Chicks love long hair.  Back in the 90’s, I reeled in my first set of breasts with my wonderful teenage locks.  Guru Khalsa had to be swimming in tang. “Yeah, they’ll usually be pretty into it (long hair) and want to touch it and stuff,” says Guru Khalsa in a voice that’s all business.

Guru Khalsa literally means “one who brings someone from darkness to light.”  That sort of allegorical description sounds like enlightenment that might take place in the bedroom.  Was it the Sikh’s that had sex through a sheet or were they the ones that practiced tantric sex, like Sting?  I inquired about both.  “No.  Tantric Sex is more to do with yoga.  There are different types of tantra.  There’s red and white tantra.  My parents are both yoga instructors and they practice white tantra, which is totally different than red tantra.  It has to do more with yoga than sex,” says Guru Khalsa.  Guru Khalsa claims to have never tried tantric sex but refuses to rule it out as a possibility.

Switch Backside 5/0

Though Guru Khalsa doesn’t look like an Arab now, he sure as hell used to.  When he was a tike, he used to wear a turban, a requirement for all Sikhs.  Finding this out, I delicately approached Guru Khalsa with my prejudice-based inquiry.  “Did you ever encounter any sort of Racism when you actually wore a towel on your head?” I cautiously asked.

“Yeah man.  I can’t think of a particular moment, but yeah, definitely.  I’m sure my Dad hears stuff all the time since he wears a turban and has a big beard,” say Guru Khalsa.

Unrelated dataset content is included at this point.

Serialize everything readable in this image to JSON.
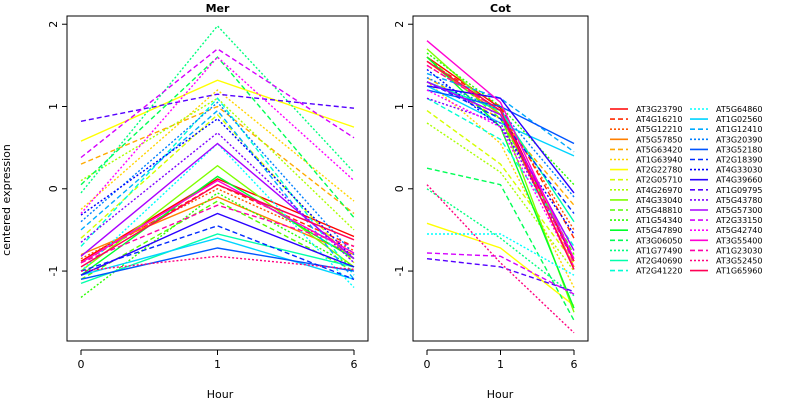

The word beard made my eyes widen.  I was quick to point out that my beard had gotten me into some shit post 9/11.

“It’s funny you say that about the beard, Guru because I was taken off a plane because of my beard,” I said before telling him about my ordeal in detail.

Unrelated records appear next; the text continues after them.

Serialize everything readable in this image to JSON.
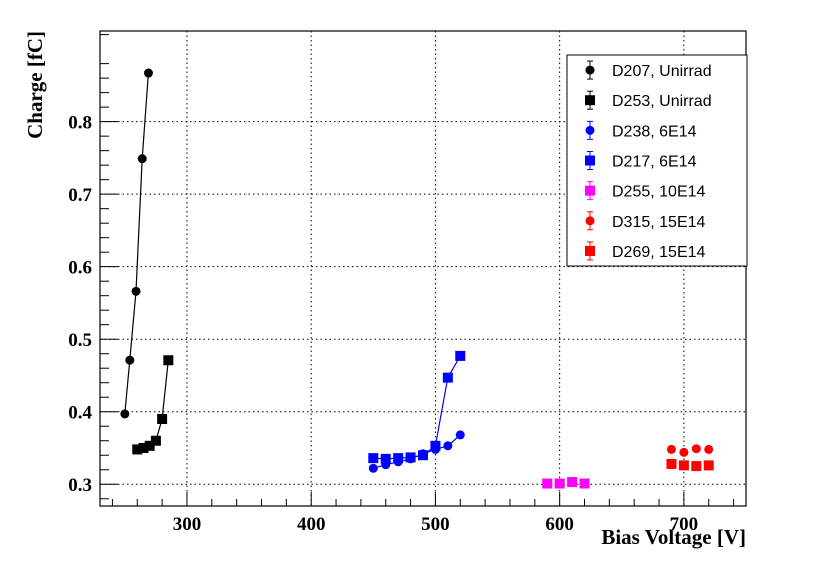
{
  "chart_data": {
    "type": "scatter",
    "title": "",
    "xlabel": "Bias Voltage [V]",
    "ylabel": "Charge [fC]",
    "xlim": [
      230,
      750
    ],
    "ylim": [
      0.27,
      0.925
    ],
    "grid": true,
    "legend_position": "top-right",
    "x_ticks": [
      300,
      400,
      500,
      600,
      700
    ],
    "x_tick_labels": [
      "300",
      "400",
      "500",
      "600",
      "700"
    ],
    "y_ticks": [
      0.3,
      0.4,
      0.5,
      0.6,
      0.7,
      0.8
    ],
    "y_tick_labels": [
      "0.3",
      "0.4",
      "0.5",
      "0.6",
      "0.7",
      "0.8"
    ],
    "series": [
      {
        "name": "D207, Unirrad",
        "color": "#000000",
        "marker": "circle",
        "line": true,
        "x": [
          250,
          254,
          259,
          264,
          269
        ],
        "y": [
          0.397,
          0.471,
          0.566,
          0.749,
          0.867
        ]
      },
      {
        "name": "D253, Unirrad",
        "color": "#000000",
        "marker": "square",
        "line": true,
        "x": [
          260,
          265,
          270,
          275,
          280,
          285
        ],
        "y": [
          0.348,
          0.35,
          0.353,
          0.36,
          0.39,
          0.471
        ]
      },
      {
        "name": "D238, 6E14",
        "color": "#0000ff",
        "marker": "circle",
        "line": true,
        "x": [
          450,
          460,
          470,
          480,
          490,
          500,
          510,
          520
        ],
        "y": [
          0.322,
          0.327,
          0.331,
          0.335,
          0.342,
          0.348,
          0.353,
          0.368
        ]
      },
      {
        "name": "D217, 6E14",
        "color": "#0000ff",
        "marker": "square",
        "line": true,
        "x": [
          450,
          460,
          470,
          480,
          490,
          500,
          510,
          520
        ],
        "y": [
          0.336,
          0.335,
          0.336,
          0.337,
          0.34,
          0.353,
          0.447,
          0.477
        ]
      },
      {
        "name": "D255, 10E14",
        "color": "#ff00ff",
        "marker": "square",
        "line": false,
        "x": [
          590,
          600,
          610,
          620
        ],
        "y": [
          0.301,
          0.301,
          0.303,
          0.301
        ]
      },
      {
        "name": "D315, 15E14",
        "color": "#ff0000",
        "marker": "circle",
        "line": false,
        "x": [
          690,
          700,
          710,
          720
        ],
        "y": [
          0.348,
          0.344,
          0.349,
          0.348
        ]
      },
      {
        "name": "D269, 15E14",
        "color": "#ff0000",
        "marker": "square",
        "line": false,
        "x": [
          690,
          700,
          710,
          720
        ],
        "y": [
          0.328,
          0.326,
          0.325,
          0.326
        ]
      }
    ]
  }
}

“Yeah, it’s (racism) kind of mellowed out since 911,” responded Guru to my harrowing tale.  And that was it.  Nothing else.  It was obvious that Guru didn’t care about the topic of racial typecasting, nor did he plan to bond with me on any level.  Did Guru know what he was passing up?  The record deals, the in-store signings and unifying outdoor world tours.  Together, we could put an end to this global injustice.  I was tempted to tell Guru that he was missing out on the best thing that ever happened to him.  That by not acknowledging prejudice, we might even somehow be promoting it.  But I didn’t.  Instead, I asked Guru to name his sponsors.  “Habitat Skateboards, Satori Wheels, Venture Trucks, Planet Earth Clothing and I’m getting flowed by DC Shoes,” listed Guru.  As I hung up my phone, I thought to myself, “Didn’t we almost have it all Guru?  Didn’t we almost have it all.”?